Robb Elementary, the school in Uvalde, Texas where a teenaged gunman killed 19 children and two teachers in May, will be razed, NBC News reports.

Mayor Don McLaughlin said during a Uvalde Council meeting Tuesday that officials are planning to demolish the school. “My understanding — and I had this discussion with the superintendent — that school will be demolished,” he said. He added: “You can never ask a child to go back or a teacher to go back in that school ever.” McLaughlin did not specify when the demolition would take place.

The news came the same day the Texas Department of Public Safety Director (DPS) Steve McCraw called the law enforcement response to the Uvalde school massacre an “abject failure.” His testimony during a state Senate committee hearing in Austin was the first time McCraw had publicly addressed the police response since a late May press conference.

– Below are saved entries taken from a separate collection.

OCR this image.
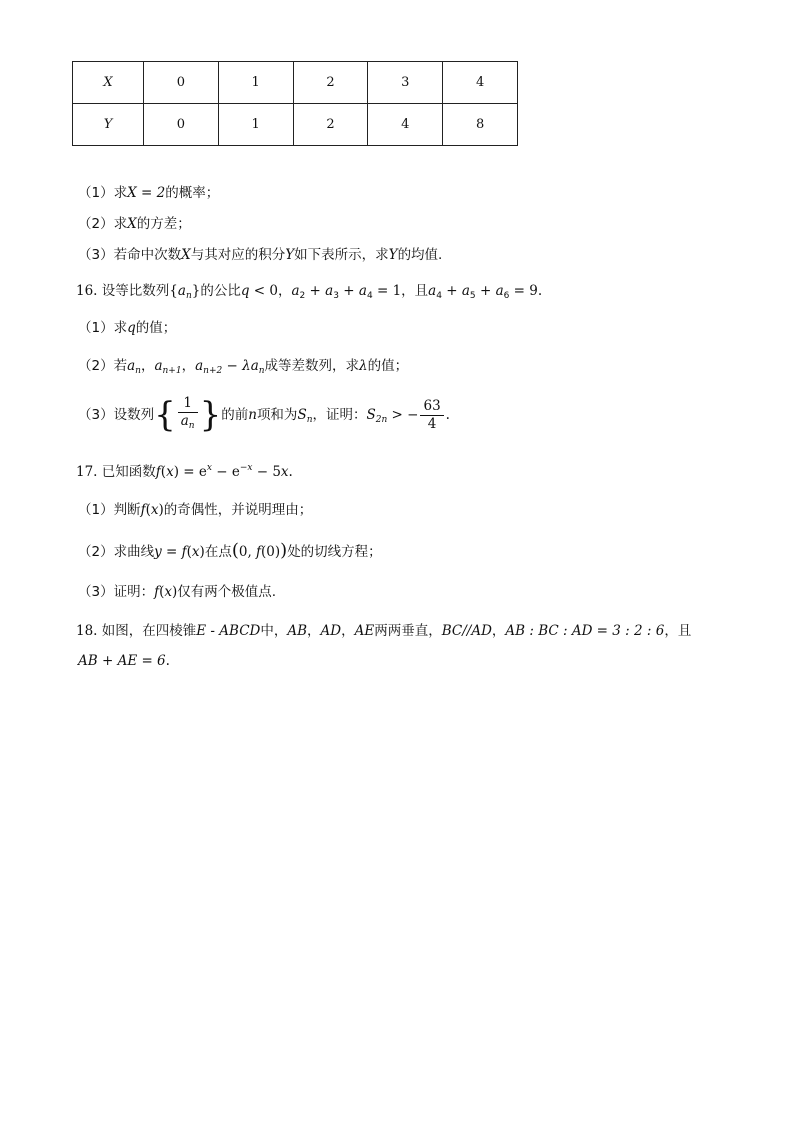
X	0	1	2	3	4
Y	0	1	2	4	8
（1）求X = 2的概率；
（2）求X的方差；
（3）若命中次数X与其对应的积分Y如下表所示，求Y的均值.
16. 设等比数列$\{a_n\}$的公比q < 0，$a_2 + a_3 + a_4 = 1$，且$a_4 + a_5 + a_6 = 9$.
（1）求q的值；
（2）若$a_n$，$a_{n+1}$，$a_{n+2} - \lambda a_n$成等差数列，求λ的值；
（3）设数列{ $\frac{1}{a_n}$ }的前n项和为$S_n$，证明：$S_{2n}$ > − $\frac{63}{4}$ .
17. 已知函数$f(x) = e^x - e^{-x} - 5x$.
（1）判断f(x)的奇偶性，并说明理由；
（2）求曲线y = f(x)在点(0, f(0))处的切线方程；
（3）证明：f(x)仅有两个极值点.
18. 如图，在四棱锥E - ABCD中，AB，AD，AE两两垂直，BC//AD，AB : BC : AD = 3 : 2 : 6，且
AB + AE = 6.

“There’s compelling evidence that the law enforcement response to the attack at Robb Elementary was an abject failure and antithetical to everything we’ve learned over the last two decades since the Columbine massacre,” McCraw testified on Tuesday, where he also said police could have stopped the gunman within three minutes after he entered the school, but they did not do so.


Law enforcement’s response and the conflicting information that was provided in the aftermath has been heavily criticized and is the subject of multiple investigations, including from the U.S. Justice Department, Texas DPS, and the local district attorney’s office. Instead of immediately confronting and stopping the active shooter as is protocol following the Columbine killings in 1999, in Uvalde it took law enforcement 77 minutes to confront and stop the shooter.